# Pentax K1000 problem



## Silver.Winged.Demon (Feb 21, 2008)

I have a pentax K1000 I have had for five years.  I was taking pictures outside and suddenty I hear something in the film advance lever.  The lever does not advance further and I cannot continue to the next frame. (basically it is stuck on the same frame).

I had heard rumors that it is a defect that is common in Pentax K1000s.  And i have used the camera more than 1000 times.


----------



## nealjpage (Feb 21, 2008)

Did you rewind the film?


----------



## bhop (Feb 21, 2008)

Just to make sure.. it's not on the last frame is it?  Or has the frame counter been working ok?

The only problem I had with my K1k was the meter would get stuck in the middle...


----------



## rdompor (Feb 25, 2008)

did you wind the last shot all the way prior to this happening? this happens to me also if i don't push the lever all the way to the right. it just snaps back and i have to push it the rest of the way in order to get to the next frame.  you can find out if this is what has happened just by snapping another shot.  if the shutter releases then this is exactly what has happened. if not, then i have no idea.


----------



## Silver.Winged.Demon (Feb 26, 2008)

The film with only rewind but not advanced.  The film advanced lever is locked on the same frame.

I spoke to a photographer at my school and he said that it often happens with the pentax and it is a mechanism problem

i looked online and found a website that clearly explains what happens to the camera

"[FONT=arial,verdana]This K1000 is in good cosmetic condition but does not work.
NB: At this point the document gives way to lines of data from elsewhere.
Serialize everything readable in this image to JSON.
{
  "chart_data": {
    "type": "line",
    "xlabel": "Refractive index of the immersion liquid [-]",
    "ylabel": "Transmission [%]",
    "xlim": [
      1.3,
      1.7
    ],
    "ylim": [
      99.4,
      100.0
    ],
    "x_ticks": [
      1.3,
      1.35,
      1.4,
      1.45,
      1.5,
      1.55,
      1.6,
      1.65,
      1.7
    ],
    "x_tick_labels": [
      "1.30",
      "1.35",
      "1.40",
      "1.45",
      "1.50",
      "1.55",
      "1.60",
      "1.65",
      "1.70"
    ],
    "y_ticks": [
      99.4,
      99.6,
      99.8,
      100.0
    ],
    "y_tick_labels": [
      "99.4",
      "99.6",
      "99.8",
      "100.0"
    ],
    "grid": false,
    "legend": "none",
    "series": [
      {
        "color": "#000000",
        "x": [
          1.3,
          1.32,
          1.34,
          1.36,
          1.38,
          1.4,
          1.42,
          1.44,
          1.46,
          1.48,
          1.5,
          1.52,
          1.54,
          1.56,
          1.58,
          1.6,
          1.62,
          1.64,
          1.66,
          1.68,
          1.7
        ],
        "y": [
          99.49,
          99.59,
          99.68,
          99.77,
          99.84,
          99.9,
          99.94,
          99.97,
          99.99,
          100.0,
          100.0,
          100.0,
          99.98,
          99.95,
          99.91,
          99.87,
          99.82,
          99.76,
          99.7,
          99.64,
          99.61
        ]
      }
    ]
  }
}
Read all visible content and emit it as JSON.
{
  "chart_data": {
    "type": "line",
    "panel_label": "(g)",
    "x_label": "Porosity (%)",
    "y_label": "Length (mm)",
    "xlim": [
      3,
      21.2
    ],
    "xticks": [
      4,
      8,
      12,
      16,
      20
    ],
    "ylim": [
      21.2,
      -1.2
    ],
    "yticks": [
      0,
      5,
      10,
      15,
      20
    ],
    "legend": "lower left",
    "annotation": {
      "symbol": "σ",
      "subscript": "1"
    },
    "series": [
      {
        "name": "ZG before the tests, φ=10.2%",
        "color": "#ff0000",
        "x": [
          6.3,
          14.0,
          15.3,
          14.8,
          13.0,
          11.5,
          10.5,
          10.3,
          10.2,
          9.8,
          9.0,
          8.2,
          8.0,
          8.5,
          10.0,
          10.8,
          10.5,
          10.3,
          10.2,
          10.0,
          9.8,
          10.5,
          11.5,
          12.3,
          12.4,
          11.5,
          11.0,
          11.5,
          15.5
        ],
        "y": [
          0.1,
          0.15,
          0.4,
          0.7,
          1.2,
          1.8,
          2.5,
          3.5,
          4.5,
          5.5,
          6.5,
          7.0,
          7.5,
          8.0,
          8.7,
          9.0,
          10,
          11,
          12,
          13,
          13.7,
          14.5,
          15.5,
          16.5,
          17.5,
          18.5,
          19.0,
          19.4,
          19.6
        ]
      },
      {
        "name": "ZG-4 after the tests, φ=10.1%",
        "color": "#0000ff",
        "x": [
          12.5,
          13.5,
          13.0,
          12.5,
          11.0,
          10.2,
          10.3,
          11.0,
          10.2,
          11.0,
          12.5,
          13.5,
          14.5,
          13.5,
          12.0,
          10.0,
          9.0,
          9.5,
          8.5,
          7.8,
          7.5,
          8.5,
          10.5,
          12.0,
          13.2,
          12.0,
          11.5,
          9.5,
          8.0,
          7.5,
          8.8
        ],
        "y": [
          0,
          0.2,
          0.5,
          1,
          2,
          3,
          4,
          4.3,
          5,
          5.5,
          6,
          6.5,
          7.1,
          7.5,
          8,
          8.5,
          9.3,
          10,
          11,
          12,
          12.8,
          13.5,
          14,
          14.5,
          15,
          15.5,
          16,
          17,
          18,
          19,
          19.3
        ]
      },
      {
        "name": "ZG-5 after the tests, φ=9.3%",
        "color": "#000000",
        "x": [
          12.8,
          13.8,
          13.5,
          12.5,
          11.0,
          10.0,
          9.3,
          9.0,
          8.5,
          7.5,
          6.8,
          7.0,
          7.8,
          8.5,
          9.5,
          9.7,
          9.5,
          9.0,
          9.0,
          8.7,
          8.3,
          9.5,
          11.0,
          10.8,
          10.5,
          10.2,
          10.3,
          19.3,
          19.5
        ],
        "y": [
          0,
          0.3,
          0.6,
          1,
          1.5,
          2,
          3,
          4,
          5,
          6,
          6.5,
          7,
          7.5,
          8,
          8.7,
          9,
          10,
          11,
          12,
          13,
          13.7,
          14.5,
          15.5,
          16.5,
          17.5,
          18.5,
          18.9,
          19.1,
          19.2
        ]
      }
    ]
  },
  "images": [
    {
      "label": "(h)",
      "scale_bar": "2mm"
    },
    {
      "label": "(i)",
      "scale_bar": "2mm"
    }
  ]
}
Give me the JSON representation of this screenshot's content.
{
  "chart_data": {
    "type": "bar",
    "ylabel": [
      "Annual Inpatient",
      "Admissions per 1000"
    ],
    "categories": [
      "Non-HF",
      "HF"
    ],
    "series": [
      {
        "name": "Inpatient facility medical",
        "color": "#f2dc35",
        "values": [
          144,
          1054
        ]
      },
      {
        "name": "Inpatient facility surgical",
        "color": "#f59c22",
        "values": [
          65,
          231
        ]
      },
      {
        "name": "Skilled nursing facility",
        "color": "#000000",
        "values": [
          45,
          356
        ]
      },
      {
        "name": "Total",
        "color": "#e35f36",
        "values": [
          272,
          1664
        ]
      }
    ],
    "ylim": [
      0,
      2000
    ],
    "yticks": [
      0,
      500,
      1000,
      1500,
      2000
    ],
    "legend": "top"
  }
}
The film advance lever would only turn with a grind and then stopped. The shutter will not fire."

http://www.mrmartinweb.com/35mmslr.html
[/FONT]


----------



## nealjpage (Feb 26, 2008)

Well, I guess that you can't complain about a camera that you used 1000 times, eh?  Looks like it's eBay time for you, Silver.


----------



## bhop (Feb 26, 2008)

Are you near the first few frames?  I used to have a similar issue sometimes.  Turned out the film wasn't "hooked in" good enough.  I would rewind it enough to take my film out and reload it, then it would work ok.


----------



## usayit (Feb 26, 2008)

Is the mirror locked up?

If you unscrew the bottom plate, do you see anything binding at the bottom?

The mirror, shutter, and advance lever issues are common across many manual cameras with 20 years of age... I've seen it in my collection across Canon, Minolta, Leica and Pentax.


----------



## Rhys (Feb 27, 2008)

Has the silk shutter jammed?


----------